Scientists used the model with a simulation of a flooding storm over Baton Rouge as a control and then modified the type of land the storm passed over to assess the effect. They modeled three land types: healthy coastal marshland, marshland that had become saturated or turned to open water and coastal land that had been converted mostly to agricultural use.

The ground moisture and vegetative buffering of healthy marsh impede storm intensification but increase rainfall in the model.

“If you want to keep the marsh ecology intact because you don’t want to lose all the other benefits of marshland such as preventing soil erosion and the wildlife and aquatic life benefits, and if you are concerned about how to have less damage from storm winds, then you must keep the wetlands,” says Dr. Udaysankar Nair, UAH associate professor of atmospheric science and the paper’s lead author, whose research was funded by the National Science Foundation.

“When you have a landfalling hurricane, if you have wetlands there, then there is a greater chance that the storm or hurricane will weaken,” Dr. Nair says.

Scientists modeled the effects on the Baton Rouge, La., region by using NASA land surface model data and data from an actual large flooding storm. Study findings, which support preservation and restoration of healthy marshes, may be especially important in Louisiana, which loses the equivalent of a football field of land to water every hour.

Agriculture continues to convert wetland in Louisiana to crop uses, and those practices tend to dry soils. Cut off from a source of water vapor, storms in the model that passed over cropland were less intense and windy. But there’s a tradeoff. Single crop agricultural lands don’t possess the erosion control and biodiversity benefits of marshland, Dr. Nair says.

The combined effect of healthy wetlands transitioning to cropland reduced storm intensity in the model no matter what soil moisture conditions were present.

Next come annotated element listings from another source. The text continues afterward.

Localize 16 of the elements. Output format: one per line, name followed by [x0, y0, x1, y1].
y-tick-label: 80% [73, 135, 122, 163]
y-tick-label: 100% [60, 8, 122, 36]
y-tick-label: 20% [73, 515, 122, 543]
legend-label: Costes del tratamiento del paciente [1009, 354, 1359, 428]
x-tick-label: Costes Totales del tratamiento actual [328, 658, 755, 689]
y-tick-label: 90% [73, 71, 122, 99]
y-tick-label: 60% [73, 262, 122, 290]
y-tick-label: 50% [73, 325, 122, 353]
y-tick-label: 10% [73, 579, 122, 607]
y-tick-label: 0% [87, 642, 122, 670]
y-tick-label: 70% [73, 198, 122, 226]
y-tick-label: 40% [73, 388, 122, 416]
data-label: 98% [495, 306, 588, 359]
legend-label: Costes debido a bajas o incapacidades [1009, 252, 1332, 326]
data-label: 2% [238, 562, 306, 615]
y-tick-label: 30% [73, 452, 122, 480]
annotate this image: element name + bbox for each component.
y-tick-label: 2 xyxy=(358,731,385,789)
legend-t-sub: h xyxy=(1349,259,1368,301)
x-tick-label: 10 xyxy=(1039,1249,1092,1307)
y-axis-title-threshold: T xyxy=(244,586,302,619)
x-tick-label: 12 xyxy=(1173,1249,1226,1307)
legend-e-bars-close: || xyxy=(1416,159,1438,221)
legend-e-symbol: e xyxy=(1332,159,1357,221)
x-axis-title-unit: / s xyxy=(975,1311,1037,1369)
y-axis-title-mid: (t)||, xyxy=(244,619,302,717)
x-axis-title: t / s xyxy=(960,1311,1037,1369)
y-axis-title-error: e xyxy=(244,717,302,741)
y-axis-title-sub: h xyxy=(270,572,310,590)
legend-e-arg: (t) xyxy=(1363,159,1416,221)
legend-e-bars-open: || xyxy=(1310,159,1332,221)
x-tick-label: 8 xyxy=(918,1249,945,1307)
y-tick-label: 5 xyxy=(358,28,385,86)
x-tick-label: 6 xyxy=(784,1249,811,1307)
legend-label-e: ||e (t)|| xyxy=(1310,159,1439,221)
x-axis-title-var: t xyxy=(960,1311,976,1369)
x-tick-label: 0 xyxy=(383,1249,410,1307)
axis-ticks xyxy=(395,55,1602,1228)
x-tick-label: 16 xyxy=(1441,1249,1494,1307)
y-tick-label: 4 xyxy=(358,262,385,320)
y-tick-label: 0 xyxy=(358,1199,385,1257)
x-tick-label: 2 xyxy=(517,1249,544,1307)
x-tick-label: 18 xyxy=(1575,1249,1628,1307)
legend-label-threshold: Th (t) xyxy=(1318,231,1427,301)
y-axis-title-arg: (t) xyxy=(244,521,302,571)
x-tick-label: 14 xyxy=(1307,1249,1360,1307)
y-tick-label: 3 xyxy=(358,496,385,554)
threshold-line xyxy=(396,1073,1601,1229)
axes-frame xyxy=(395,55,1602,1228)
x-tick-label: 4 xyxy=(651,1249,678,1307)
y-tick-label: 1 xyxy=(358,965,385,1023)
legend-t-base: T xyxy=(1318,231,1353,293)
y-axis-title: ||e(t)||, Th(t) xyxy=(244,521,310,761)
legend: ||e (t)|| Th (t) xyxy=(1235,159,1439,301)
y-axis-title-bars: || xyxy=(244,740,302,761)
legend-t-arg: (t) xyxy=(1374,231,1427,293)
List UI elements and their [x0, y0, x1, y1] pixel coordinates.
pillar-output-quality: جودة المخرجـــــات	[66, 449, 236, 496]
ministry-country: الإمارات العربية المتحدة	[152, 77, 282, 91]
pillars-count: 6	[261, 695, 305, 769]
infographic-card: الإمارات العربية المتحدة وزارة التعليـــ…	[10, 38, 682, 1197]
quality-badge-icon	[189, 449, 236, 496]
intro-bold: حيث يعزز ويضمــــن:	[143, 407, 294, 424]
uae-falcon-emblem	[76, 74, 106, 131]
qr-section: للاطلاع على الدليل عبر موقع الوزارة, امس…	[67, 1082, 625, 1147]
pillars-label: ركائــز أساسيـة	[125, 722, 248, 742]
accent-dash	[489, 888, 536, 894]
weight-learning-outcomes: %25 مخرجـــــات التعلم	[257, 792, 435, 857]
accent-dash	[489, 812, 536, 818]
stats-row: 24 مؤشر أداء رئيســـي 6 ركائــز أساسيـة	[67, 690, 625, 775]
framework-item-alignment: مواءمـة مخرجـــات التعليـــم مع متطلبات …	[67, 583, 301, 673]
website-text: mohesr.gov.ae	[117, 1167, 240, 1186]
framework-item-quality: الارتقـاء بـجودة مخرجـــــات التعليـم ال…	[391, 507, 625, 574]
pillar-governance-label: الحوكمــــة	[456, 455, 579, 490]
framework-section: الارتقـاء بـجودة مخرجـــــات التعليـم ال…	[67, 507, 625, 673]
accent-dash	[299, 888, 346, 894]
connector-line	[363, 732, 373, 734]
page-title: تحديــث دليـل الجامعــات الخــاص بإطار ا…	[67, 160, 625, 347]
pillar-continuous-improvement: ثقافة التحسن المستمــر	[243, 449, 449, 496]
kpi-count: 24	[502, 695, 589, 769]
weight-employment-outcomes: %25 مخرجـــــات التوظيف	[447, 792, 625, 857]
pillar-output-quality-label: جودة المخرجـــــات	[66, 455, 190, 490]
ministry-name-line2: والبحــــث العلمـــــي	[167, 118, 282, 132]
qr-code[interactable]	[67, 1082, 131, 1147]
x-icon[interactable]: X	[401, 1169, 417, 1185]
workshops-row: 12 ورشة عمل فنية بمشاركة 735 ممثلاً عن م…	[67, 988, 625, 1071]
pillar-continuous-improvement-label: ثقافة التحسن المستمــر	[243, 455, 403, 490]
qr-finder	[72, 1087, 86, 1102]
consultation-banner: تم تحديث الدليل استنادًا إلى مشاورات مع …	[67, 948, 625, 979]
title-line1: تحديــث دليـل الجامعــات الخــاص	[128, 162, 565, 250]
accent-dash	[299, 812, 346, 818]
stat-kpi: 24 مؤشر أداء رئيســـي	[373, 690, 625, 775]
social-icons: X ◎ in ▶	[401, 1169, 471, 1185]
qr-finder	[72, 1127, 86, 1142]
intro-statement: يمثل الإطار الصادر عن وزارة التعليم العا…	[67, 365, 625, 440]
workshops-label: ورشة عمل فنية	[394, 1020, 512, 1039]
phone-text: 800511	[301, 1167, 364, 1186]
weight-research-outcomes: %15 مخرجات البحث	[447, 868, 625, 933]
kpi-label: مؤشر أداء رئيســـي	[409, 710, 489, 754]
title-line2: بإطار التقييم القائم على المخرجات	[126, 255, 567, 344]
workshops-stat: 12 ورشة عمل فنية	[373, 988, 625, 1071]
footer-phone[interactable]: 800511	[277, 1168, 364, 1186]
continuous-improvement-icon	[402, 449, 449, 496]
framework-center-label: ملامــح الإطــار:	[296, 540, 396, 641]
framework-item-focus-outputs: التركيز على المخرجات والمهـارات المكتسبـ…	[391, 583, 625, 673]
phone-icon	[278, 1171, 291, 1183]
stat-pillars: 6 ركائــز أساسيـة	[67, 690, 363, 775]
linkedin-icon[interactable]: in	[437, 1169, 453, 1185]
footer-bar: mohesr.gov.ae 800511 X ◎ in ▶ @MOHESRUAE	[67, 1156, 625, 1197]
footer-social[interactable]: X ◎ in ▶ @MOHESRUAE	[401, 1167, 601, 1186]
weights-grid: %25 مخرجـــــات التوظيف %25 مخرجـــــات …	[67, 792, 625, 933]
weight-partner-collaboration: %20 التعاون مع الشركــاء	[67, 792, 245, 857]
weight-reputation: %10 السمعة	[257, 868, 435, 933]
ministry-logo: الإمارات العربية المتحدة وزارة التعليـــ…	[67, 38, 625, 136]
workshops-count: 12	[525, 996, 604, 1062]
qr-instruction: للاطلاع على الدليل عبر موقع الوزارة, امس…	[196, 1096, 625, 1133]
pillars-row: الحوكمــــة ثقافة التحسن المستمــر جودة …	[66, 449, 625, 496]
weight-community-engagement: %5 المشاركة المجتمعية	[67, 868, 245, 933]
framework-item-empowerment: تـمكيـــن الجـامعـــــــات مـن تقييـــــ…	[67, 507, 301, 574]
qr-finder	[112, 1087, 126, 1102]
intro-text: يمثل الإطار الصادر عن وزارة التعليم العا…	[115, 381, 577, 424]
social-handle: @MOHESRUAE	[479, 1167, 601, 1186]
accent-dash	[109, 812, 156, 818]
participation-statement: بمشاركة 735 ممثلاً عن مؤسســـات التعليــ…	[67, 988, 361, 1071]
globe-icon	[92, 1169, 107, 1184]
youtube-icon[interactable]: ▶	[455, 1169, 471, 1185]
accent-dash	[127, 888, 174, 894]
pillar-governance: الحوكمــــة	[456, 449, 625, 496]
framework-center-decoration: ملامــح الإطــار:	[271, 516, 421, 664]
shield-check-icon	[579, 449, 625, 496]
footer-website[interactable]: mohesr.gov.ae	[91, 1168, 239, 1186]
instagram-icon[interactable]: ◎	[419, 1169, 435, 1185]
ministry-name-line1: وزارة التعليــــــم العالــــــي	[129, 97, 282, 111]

The research says that if current trends continue, a substantial portion of Louisiana wetlands will transition to open water in coming decades, likely making the studied region even more vulnerable to heavy rain events from future tropical systems.

Marsh that has become super-saturated or has turned to open water, known as a brown ocean, produces the most damaging winds in the model, while at the same time spreading out rainfall. That’s because saturated wetlands or open water continue to feed energy into a hurricane’s system.

Air spirals in toward the eye of a hurricane, and as it does it has a tendency to cool, Dr. Nair says. While the storm is over warm open ocean, over open water resulting from conversion of wetlands, or over the brown ocean of a saturated marsh, the energy from the wet and warm surface offsets the cooling effect with warm humid air and the storm can continue to grow stronger.

“What happens when a hurricane comes ashore is that the land cuts off that source of energy,” Dr. Nair says. “Different forms of land cover affect the storm. What we found out is that it’s not just the water vapor that affects storms.”

The natural vegetation in healthy marsh has more buffering friction than if it has been converted to open water or agriculture, he says.

“If all these marsh regions are instead filled with water, essentially that is like the open ocean coming right to land,” Dr. Nair says. “Then you see more wind and more spread out rain, and more damage out of the storm. The storm will continue to intensify as it comes in.”

The work points to other areas for further study.

“If we do more of these kinds of studies,” Dr. Nair says, “then we can potentially be able to say something about how the patterns of land use change and land management affect landfall in hurricanes.”